Yes, because it’s blended in quickly, it can be a little difficult to move with your fingers and might even cause a bit of “balling” on occasion, but it’s really not needed as the sponge does the job. Yes, it’s not so great on dry or thin skin and yes, it’s not for everyone (what is?)— but the non-user, or those who don’t like the finger or puff-blending process of traditional makeup, will find it a delight. Another plus is that retouch-ability is a breeze, which gets no mention in the ad. Packaging is unique/interruptive, obviously because of the roller applicator. A neat trick is showing the shade through the clear cover, yet providing a “mirror” for use in application. The bottom of the compact is metallized with a reflective surface. Kudos.

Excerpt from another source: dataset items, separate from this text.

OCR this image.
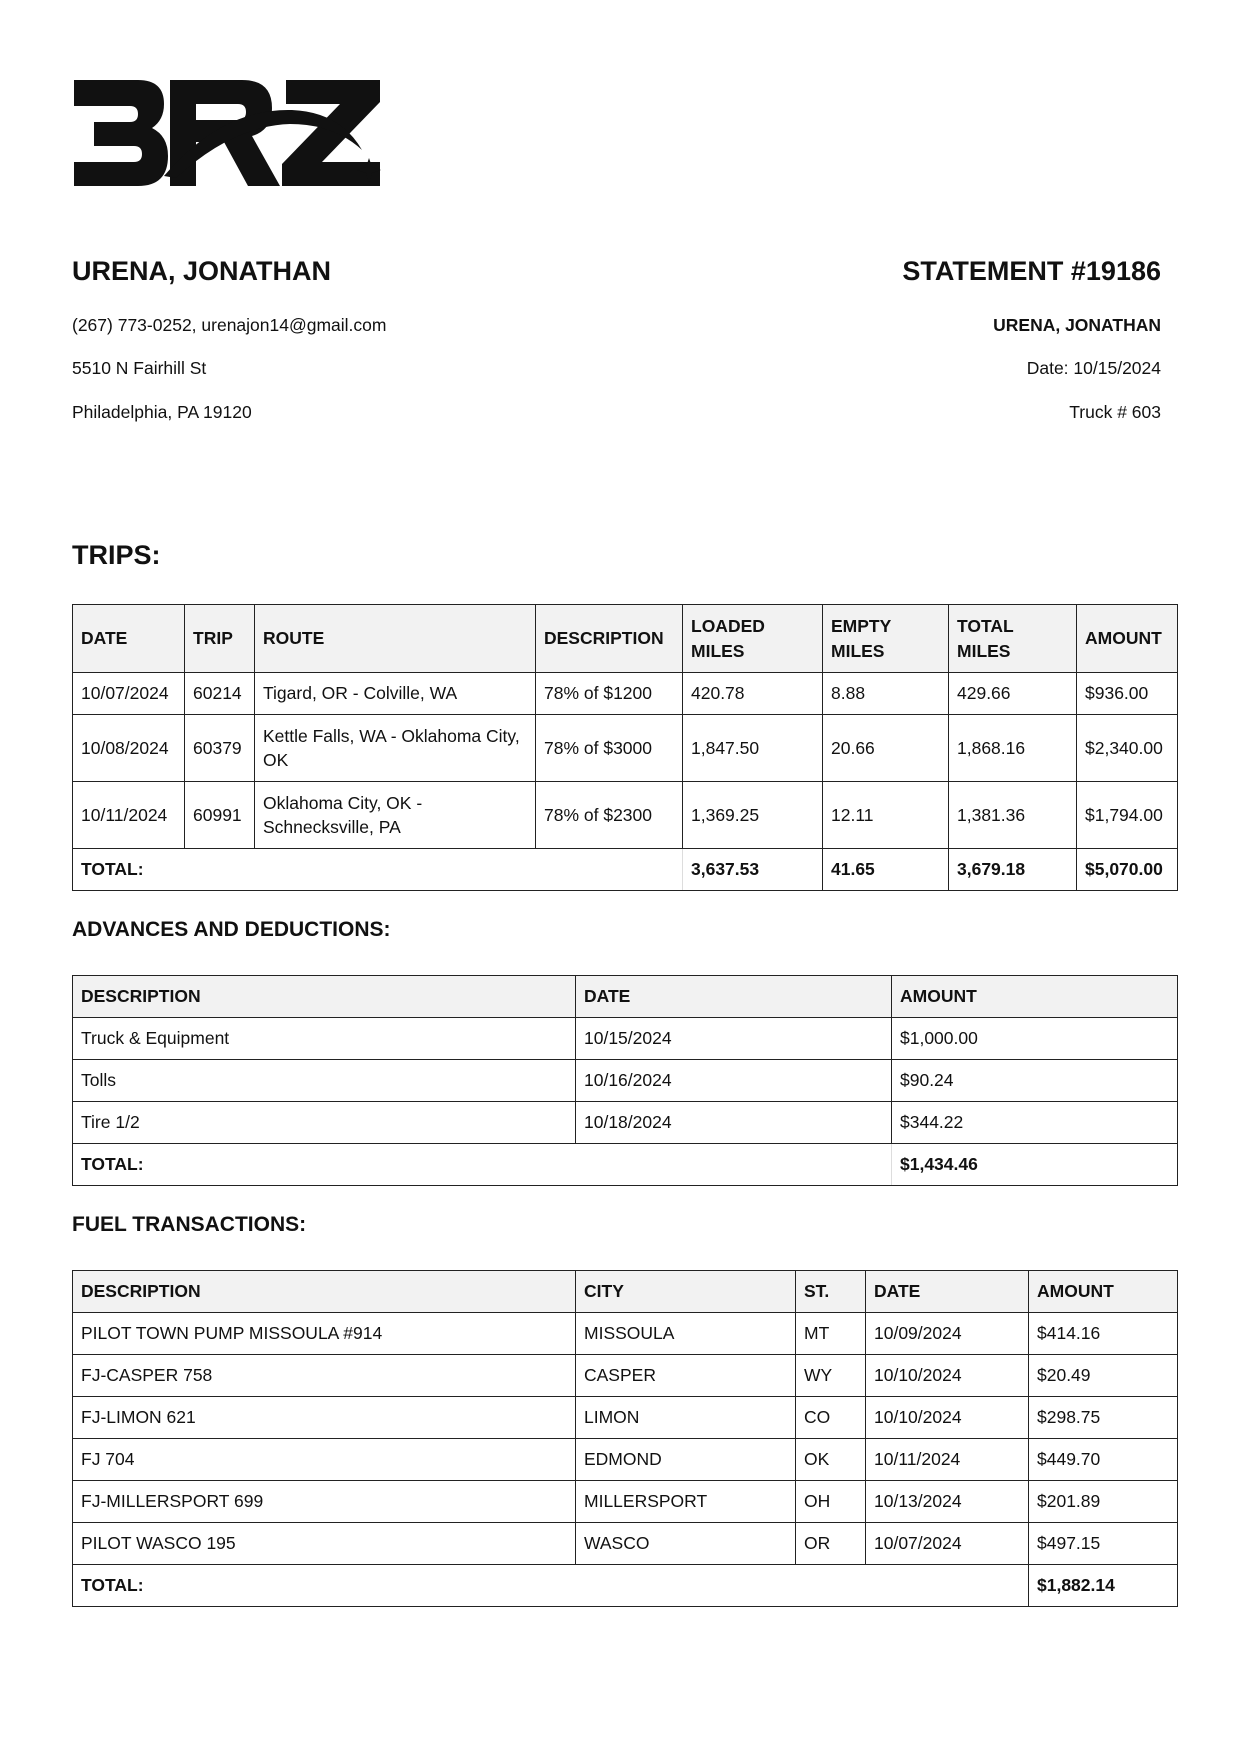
URENA, JONATHAN

(267) 773-0252, urenajon14@gmail.com

5510 N Fairhill St

Philadelphia, PA 19120

STATEMENT #19186

URENA, JONATHAN

Date: 10/15/2024

Truck # 603

TRIPS:
DATE	TRIP	ROUTE	DESCRIPTION	LOADED MILES	EMPTY MILES	TOTAL MILES	AMOUNT
10/07/2024	60214	Tigard, OR - Colville, WA	78% of $1200	420.78	8.88	429.66	$936.00
10/08/2024	60379	Kettle Falls, WA - Oklahoma City, OK	78% of $3000	1,847.50	20.66	1,868.16	$2,340.00
10/11/2024	60991	Oklahoma City, OK - Schnecksville, PA	78% of $2300	1,369.25	12.11	1,381.36	$1,794.00
TOTAL:				3,637.53	41.65	3,679.18	$5,070.00
ADVANCES AND DEDUCTIONS:
DESCRIPTION	DATE	AMOUNT
Truck & Equipment	10/15/2024	$1,000.00
Tolls	10/16/2024	$90.24
Tire 1/2	10/18/2024	$344.22
TOTAL:		$1,434.46
FUEL TRANSACTIONS:
DESCRIPTION	CITY	ST.	DATE	AMOUNT
PILOT TOWN PUMP MISSOULA #914	MISSOULA	MT	10/09/2024	$414.16
FJ-CASPER 758	CASPER	WY	10/10/2024	$20.49
FJ-LIMON 621	LIMON	CO	10/10/2024	$298.75
FJ 704	EDMOND	OK	10/11/2024	$449.70
FJ-MILLERSPORT 699	MILLERSPORT	OH	10/13/2024	$201.89
PILOT WASCO 195	WASCO	OR	10/07/2024	$497.15
TOTAL:				$1,882.14
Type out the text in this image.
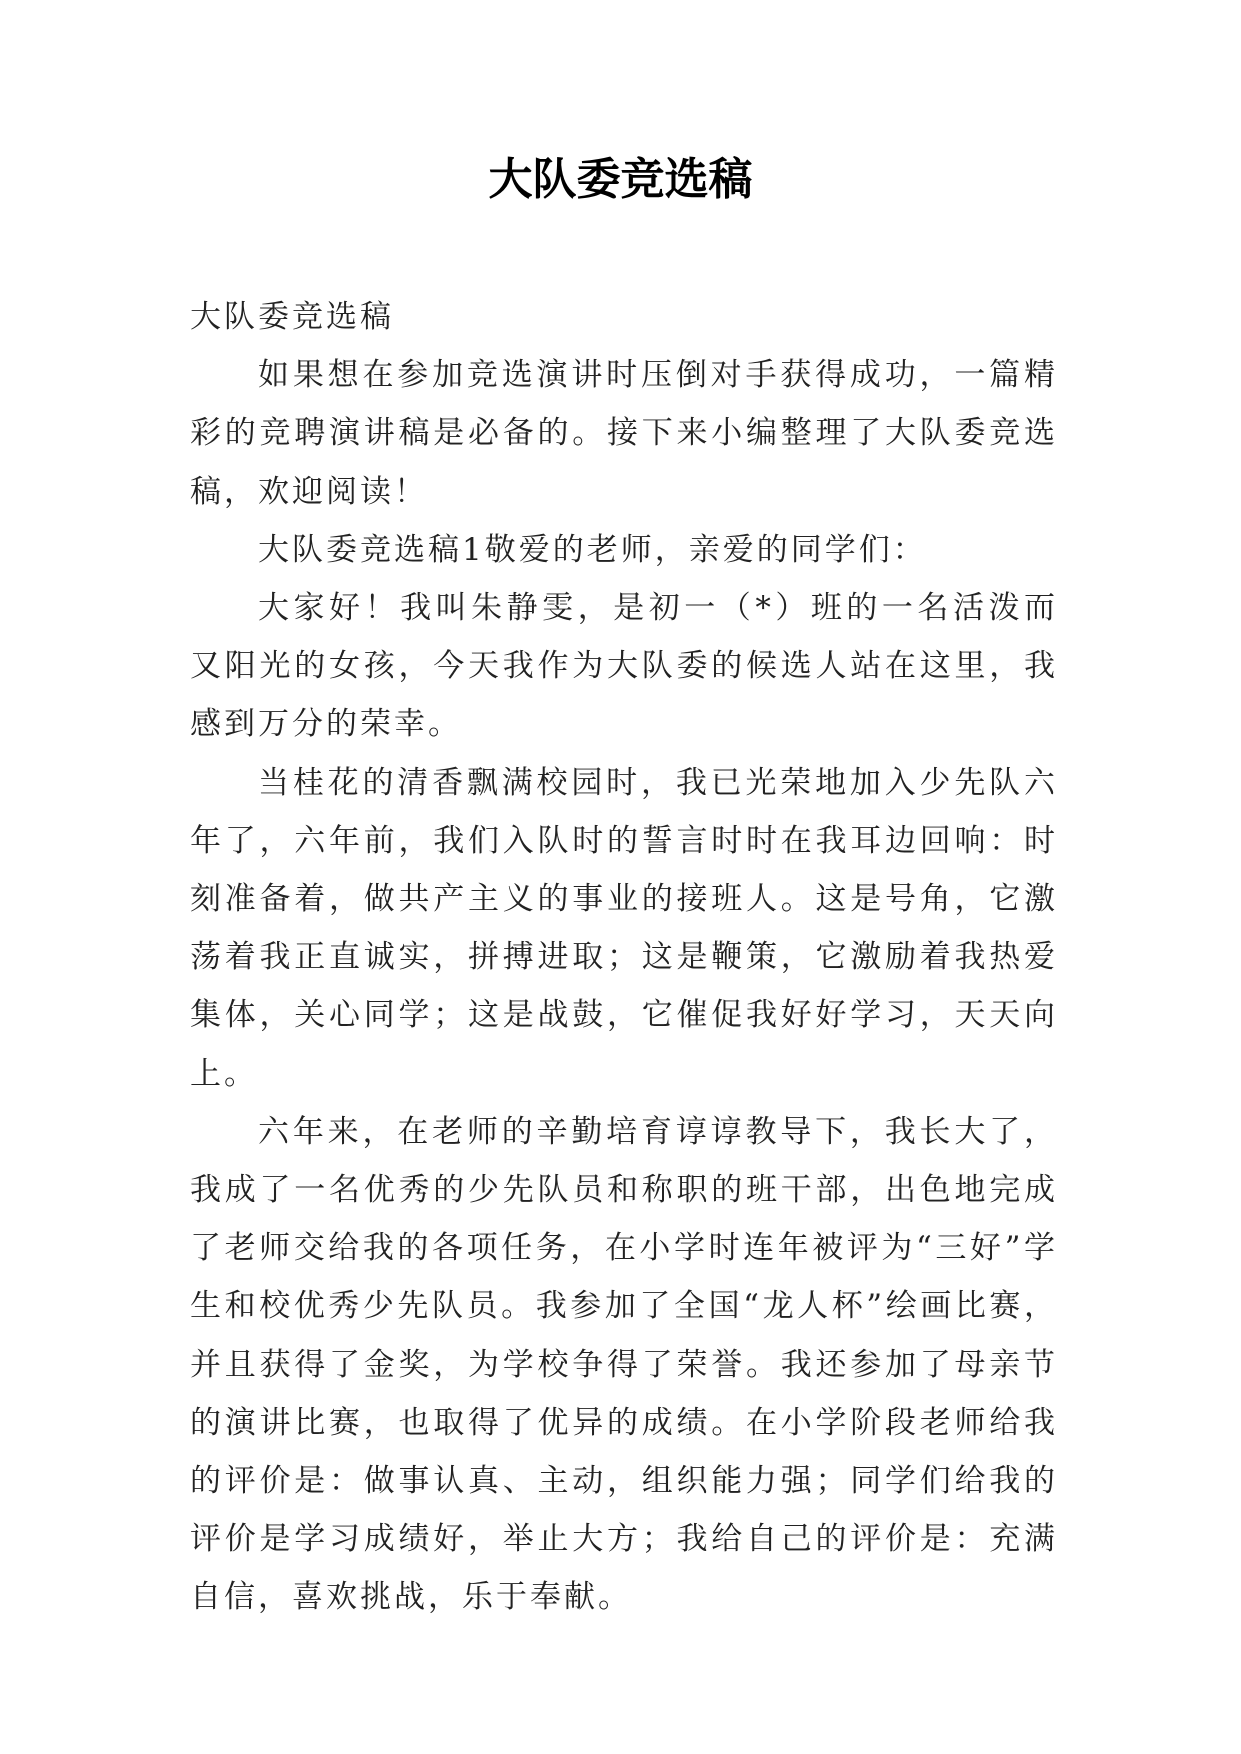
大队委竞选稿

大队委竞选稿

如果想在参加竞选演讲时压倒对手获得成功，一篇精彩的竞聘演讲稿是必备的。接下来小编整理了大队委竞选稿，欢迎阅读！

大队委竞选稿1敬爱的老师，亲爱的同学们：

大家好！我叫朱静雯，是初一（*）班的一名活泼而又阳光的女孩，今天我作为大队委的候选人站在这里，我感到万分的荣幸。

当桂花的清香飘满校园时，我已光荣地加入少先队六年了，六年前，我们入队时的誓言时时在我耳边回响：时刻准备着，做共产主义的事业的接班人。这是号角，它激荡着我正直诚实，拼搏进取；这是鞭策，它激励着我热爱集体，关心同学；这是战鼓，它催促我好好学习，天天向上。

六年来，在老师的辛勤培育谆谆教导下，我长大了，我成了一名优秀的少先队员和称职的班干部，出色地完成了老师交给我的各项任务，在小学时连年被评为“三好”学生和校优秀少先队员。我参加了全国“龙人杯”绘画比赛，并且获得了金奖，为学校争得了荣誉。我还参加了母亲节的演讲比赛，也取得了优异的成绩。在小学阶段老师给我的评价是：做事认真、主动，组织能力强；同学们给我的评价是学习成绩好，举止大方；我给自己的评价是：充满自信，喜欢挑战，乐于奉献。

The headline does have news value and stopping power, but doesn’t target with emotion or create dissonance with her current product. Good targeting is the essence of stopping the reader and establishing engagement. It is essential for your ad, in any category, to be as specific to the target market as possible. You want the reader to react, “they’re talking to me!” Whether real and/or emotional, the targeting headline must engage her with a direct appeal to her alone!
From the words in this headline, the target is foundation users who don’t get even coverage and who would understand the term “airbrush finish.” But that’s a too-narrow target and simply doesn’t do the product justice. Remember, whether she is basically satisfied with her existing makeup, or not a regular user, she needs a motivating end benefit that projects a beauty look beyond her current experience; i.e., the end-benefit, visual payoff,and, by inference, only with this makeup! The same could be said about the copy, which while descriptive and can’t be faulted for accuracy, just doesn’t create the consumer discovery experience.
A huge miss is directing the consumer to the product website (not the L’Oréal corporate site which takes forever to get you where you want to go), to see a video of delight, authority and conviction! A permission-to-buy coupon would be a nice touch to start the tidal wave. Hopefully, the bloggers will make up for the lack of touchy-feely in the ad.
Lastly, Consumer Appeal showed weakness for some of the same reasons, notably understanding of the consumers’ mindset and translating “airbrush” into perceivable new benefits for the mass consumer. Notwithstanding the less than wonderful advertising score (79.08, nearly effective), the product will overcome.